International career
- 1998–1999: England U19 / 4 / (0)
- 2000: England U21 / 1 / (0)

= Lee Roche =

English footballer

Lee Paul Roche (born 28 October 1980) is an English former professional footballer. He played as a right sided full-back but could also play on the right of midfield.

== Club career ==

===Manchester United===
Roche started his career as a trainee at Manchester United but made only one substitute appearance in the league against Newcastle United. He also started a League Cup game against Arsenal and a Champions League tie against Deportivo la Coruna. During his time with the 'Red Devils' the young full-back was loaned out to Wrexham for the 2000–01 season, and was a key member of the team for the entire season, playing in 41 of the 46 league games.

===Burnley===
At the end of 2003 Roche was released on a free transfer from Manchester United. Burnley were the team to take advantage of this situation with then manager Stan Ternent using his connections to the Old Trafford club to sign the promising youngster to a two-year deal.
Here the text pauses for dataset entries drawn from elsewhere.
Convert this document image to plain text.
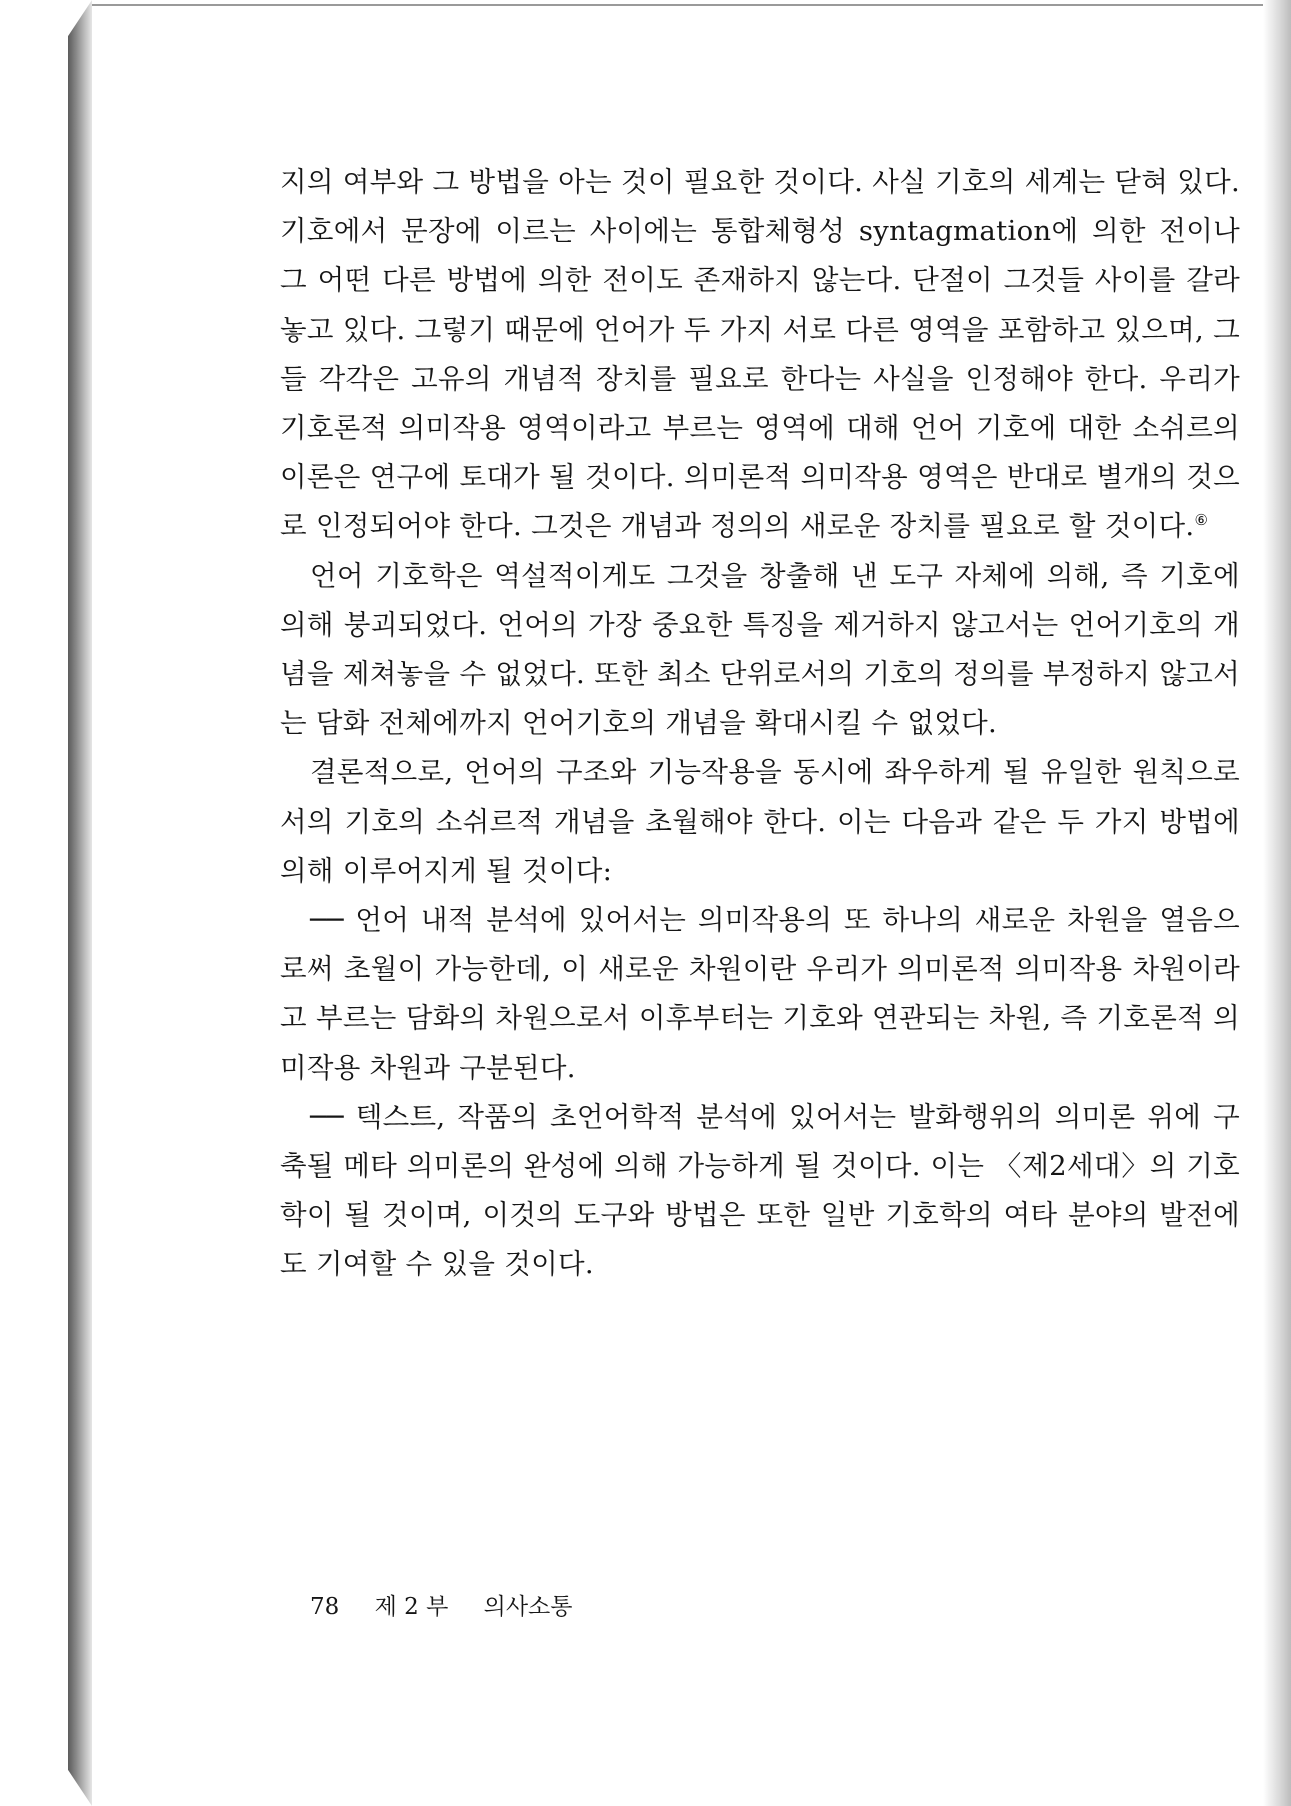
지의 여부와 그 방법을 아는 것이 필요한 것이다. 사실 기호의 세계는 닫혀 있다. 기호에서 문장에 이르는 사이에는 통합체형성 syntagmation에 의한 전이나 그 어떤 다른 방법에 의한 전이도 존재하지 않는다. 단절이 그것들 사이를 갈라놓고 있다. 그렇기 때문에 언어가 두 가지 서로 다른 영역을 포함하고 있으며, 그들 각각은 고유의 개념적 장치를 필요로 한다는 사실을 인정해야 한다. 우리가 기호론적 의미작용 영역이라고 부르는 영역에 대해 언어 기호에 대한 소쉬르의 이론은 연구에 토대가 될 것이다. 의미론적 의미작용 영역은 반대로 별개의 것으로 인정되어야 한다. 그것은 개념과 정의의 새로운 장치를 필요로 할 것이다.⑥

언어 기호학은 역설적이게도 그것을 창출해 낸 도구 자체에 의해, 즉 기호에 의해 붕괴되었다. 언어의 가장 중요한 특징을 제거하지 않고서는 언어기호의 개념을 제쳐놓을 수 없었다. 또한 최소 단위로서의 기호의 정의를 부정하지 않고서는 담화 전체에까지 언어기호의 개념을 확대시킬 수 없었다.

결론적으로, 언어의 구조와 기능작용을 동시에 좌우하게 될 유일한 원칙으로서의 기호의 소쉬르적 개념을 초월해야 한다. 이는 다음과 같은 두 가지 방법에 의해 이루어지게 될 것이다:

── 언어 내적 분석에 있어서는 의미작용의 또 하나의 새로운 차원을 열음으로써 초월이 가능한데, 이 새로운 차원이란 우리가 의미론적 의미작용 차원이라고 부르는 담화의 차원으로서 이후부터는 기호와 연관되는 차원, 즉 기호론적 의미작용 차원과 구분된다.

── 텍스트, 작품의 초언어학적 분석에 있어서는 발화행위의 의미론 위에 구축될 메타 의미론의 완성에 의해 가능하게 될 것이다. 이는 〈제2세대〉의 기호학이 될 것이며, 이것의 도구와 방법은 또한 일반 기호학의 여타 분야의 발전에도 기여할 수 있을 것이다.

78 제 2 부 의사소통
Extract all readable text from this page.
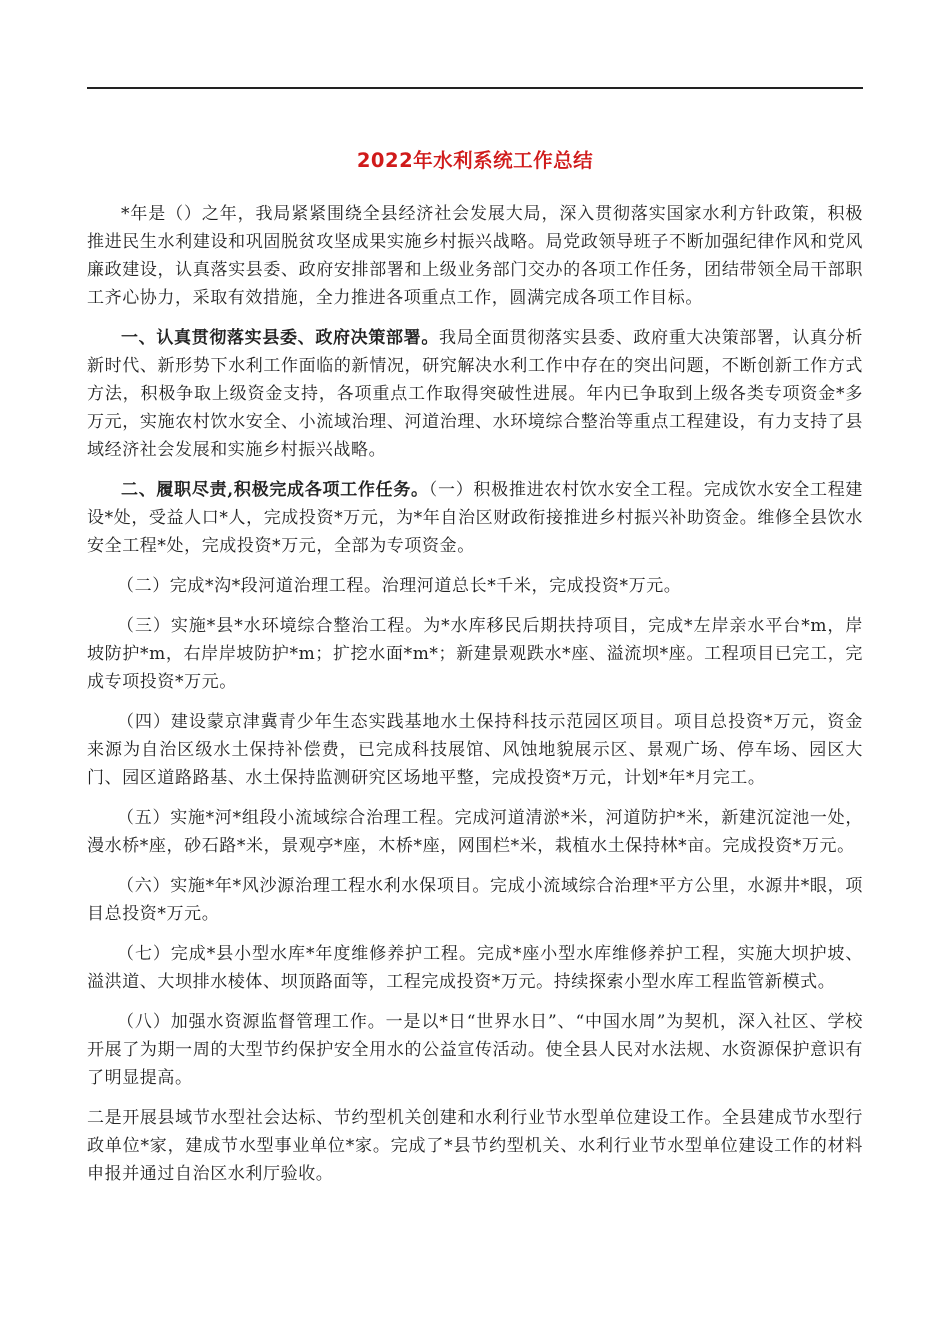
2022年水利系统工作总结

*年是（）之年，我局紧紧围绕全县经济社会发展大局，深入贯彻落实国家水利方针政策，积极推进民生水利建设和巩固脱贫攻坚成果实施乡村振兴战略。局党政领导班子不断加强纪律作风和党风廉政建设，认真落实县委、政府安排部署和上级业务部门交办的各项工作任务，团结带领全局干部职工齐心协力，采取有效措施，全力推进各项重点工作，圆满完成各项工作目标。

一、认真贯彻落实县委、政府决策部署。我局全面贯彻落实县委、政府重大决策部署，认真分析新时代、新形势下水利工作面临的新情况，研究解决水利工作中存在的突出问题，不断创新工作方式方法，积极争取上级资金支持，各项重点工作取得突破性进展。年内已争取到上级各类专项资金*多万元，实施农村饮水安全、小流域治理、河道治理、水环境综合整治等重点工程建设，有力支持了县域经济社会发展和实施乡村振兴战略。

二、履职尽责,积极完成各项工作任务。（一）积极推进农村饮水安全工程。完成饮水安全工程建设*处，受益人口*人，完成投资*万元，为*年自治区财政衔接推进乡村振兴补助资金。维修全县饮水安全工程*处，完成投资*万元，全部为专项资金。

（二）完成*沟*段河道治理工程。治理河道总长*千米，完成投资*万元。

（三）实施*县*水环境综合整治工程。为*水库移民后期扶持项目，完成*左岸亲水平台*m，岸坡防护*m，右岸岸坡防护*m；扩挖水面*m*；新建景观跌水*座、溢流坝*座。工程项目已完工，完成专项投资*万元。

（四）建设蒙京津冀青少年生态实践基地水土保持科技示范园区项目。项目总投资*万元，资金来源为自治区级水土保持补偿费，已完成科技展馆、风蚀地貌展示区、景观广场、停车场、园区大门、园区道路路基、水土保持监测研究区场地平整，完成投资*万元，计划*年*月完工。

（五）实施*河*组段小流域综合治理工程。完成河道清淤*米，河道防护*米，新建沉淀池一处，漫水桥*座，砂石路*米，景观亭*座，木桥*座，网围栏*米，栽植水土保持林*亩。完成投资*万元。

（六）实施*年*风沙源治理工程水利水保项目。完成小流域综合治理*平方公里，水源井*眼，项目总投资*万元。

（七）完成*县小型水库*年度维修养护工程。完成*座小型水库维修养护工程，实施大坝护坡、溢洪道、大坝排水棱体、坝顶路面等，工程完成投资*万元。持续探索小型水库工程监管新模式。

（八）加强水资源监督管理工作。一是以*日“世界水日”、“中国水周”为契机，深入社区、学校开展了为期一周的大型节约保护安全用水的公益宣传活动。使全县人民对水法规、水资源保护意识有了明显提高。

二是开展县域节水型社会达标、节约型机关创建和水利行业节水型单位建设工作。全县建成节水型行政单位*家，建成节水型事业单位*家。完成了*县节约型机关、水利行业节水型单位建设工作的材料申报并通过自治区水利厅验收。
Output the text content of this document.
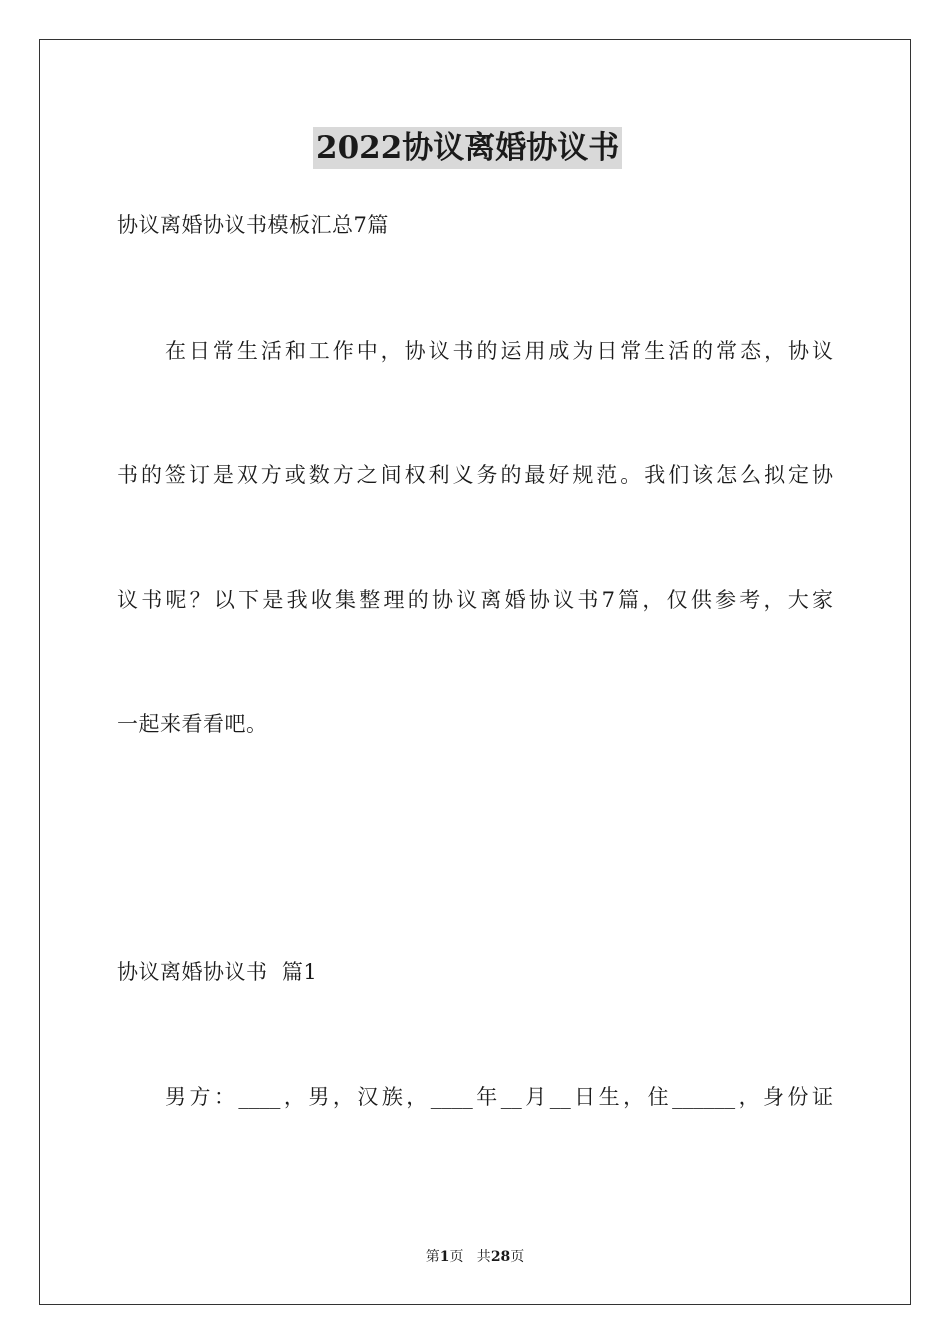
2022协议离婚协议书
协议离婚协议书模板汇总7篇
在日常生活和工作中，协议书的运用成为日常生活的常态，协议
书的签订是双方或数方之间权利义务的最好规范。我们该怎么拟定协
议书呢？以下是我收集整理的协议离婚协议书7篇，仅供参考，大家
一起来看看吧。
协议离婚协议书  篇1
男方：____，男，汉族，____年__月__日生，住______，身份证
第1页   共28页
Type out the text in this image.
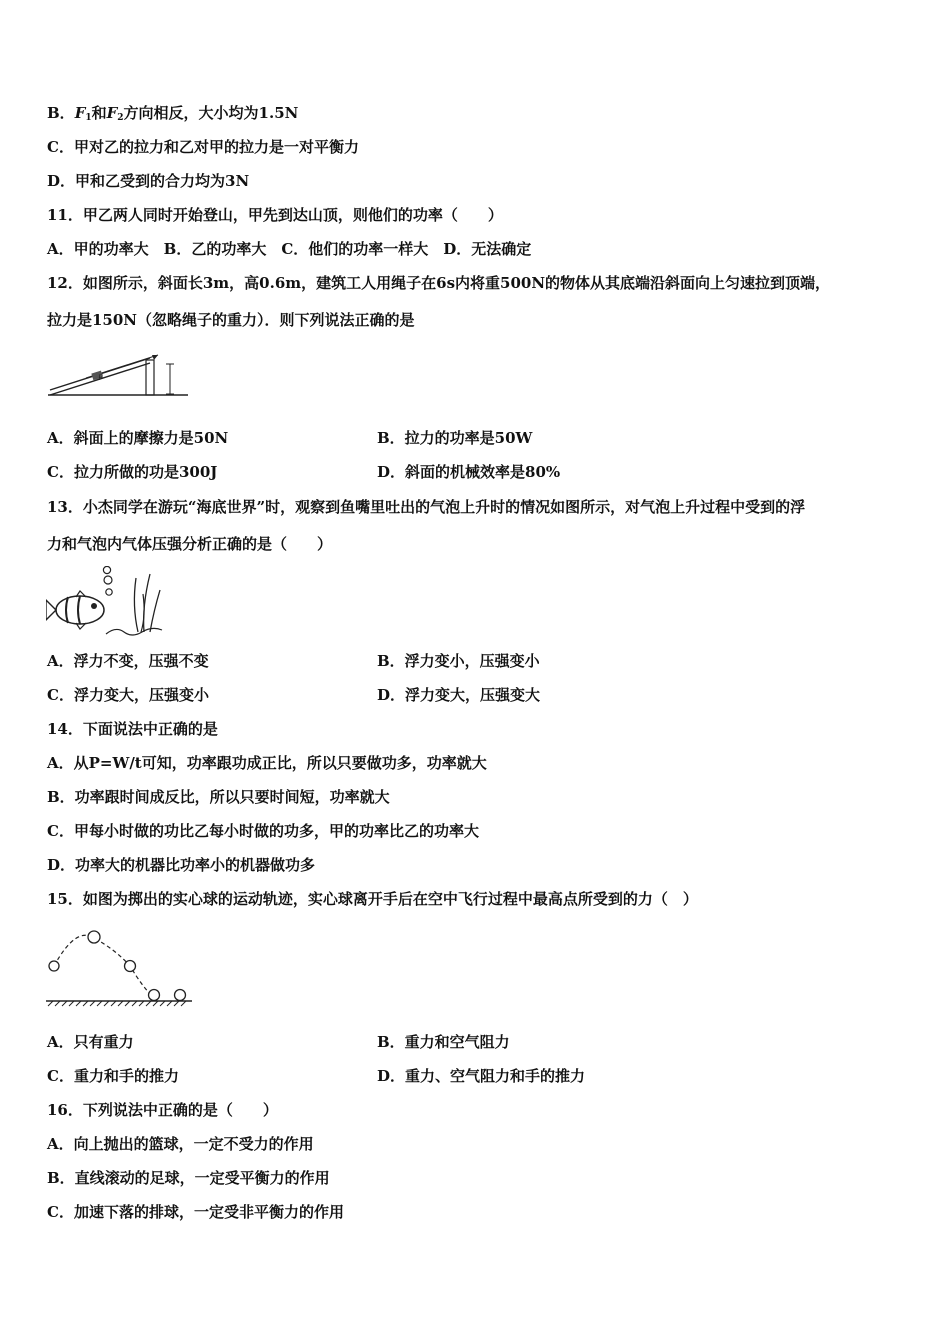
B．$F_1$和$F_2$方向相反，大小均为1.5N
C．甲对乙的拉力和乙对甲的拉力是一对平衡力
D．甲和乙受到的合力均为3N
11．甲乙两人同时开始登山，甲先到达山顶，则他们的功率（　　）
A．甲的功率大　B．乙的功率大　C．他们的功率一样大　D．无法确定
12．如图所示，斜面长3m，高0.6m，建筑工人用绳子在6s内将重500N的物体从其底端沿斜面向上匀速拉到顶端，
拉力是150N（忽略绳子的重力）．则下列说法正确的是
F
A．斜面上的摩擦力是50N	B．拉力的功率是50W
C．拉力所做的功是300J	D．斜面的机械效率是80%
13．小杰同学在游玩“海底世界”时，观察到鱼嘴里吐出的气泡上升时的情况如图所示，对气泡上升过程中受到的浮
力和气泡内气体压强分析正确的是（　　）
A．浮力不变，压强不变	B．浮力变小，压强变小
C．浮力变大，压强变小	D．浮力变大，压强变大
14．下面说法中正确的是
A．从P=W/t可知，功率跟功成正比，所以只要做功多，功率就大
B．功率跟时间成反比，所以只要时间短，功率就大
C．甲每小时做的功比乙每小时做的功多，甲的功率比乙的功率大
D．功率大的机器比功率小的机器做功多
15．如图为掷出的实心球的运动轨迹，实心球离开手后在空中飞行过程中最高点所受到的力（　）
A．只有重力	B．重力和空气阻力
C．重力和手的推力	D．重力、空气阻力和手的推力
16．下列说法中正确的是（　　）
A．向上抛出的篮球，一定不受力的作用
B．直线滚动的足球，一定受平衡力的作用
C．加速下落的排球，一定受非平衡力的作用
In his first season, Roche wasn't a first team regular, despite scoring an outstanding 25-yard volley against Crystal Palace on his debut. Towards the end of the 2003–04 season though, he began to push the previous right back, Dean West out of the side. Unfortunately for Roche, Ternent's contract wasn't renewed and Steve Cotterill was appointed as the new manager at Turf Moor. Cotterill did not rate Roche as highly as Ternent had done, and brought in Mike Duff from Cheltenham Town instead. Roche still featured in the team fairly regularly though, but out of position on the right side of midfield where he looked much less comfortable. Roche scored his only other Burnley goal in a famous 2–1 victory at Elland Road against Leeds United.

===Wrexham===
After his two-year contract with Burnley expired, Roche returned to play for Wrexham in the summer of 2005. He scored on his second debut for the club against Boston United. At the end of the 2006–07 season Roche was released by Wrexham after a disappointing season in which they just avoided relegation to the Football Conference.

===Later career===
He joined Droylsden in 2007, staying with the club until February 2011.

==International career==
Roche made one appearance for the England under-21s; he started the 2−2 draw with Finland during qualifying for the 2002 UEFA European Under-21 Championship.

==Retirement==
Following a sequence of injuries and falling out of love with the game, Roche retired from football at age 27. He now works as a plumber and cavity wall remover and also coaches the Bury under-11 side.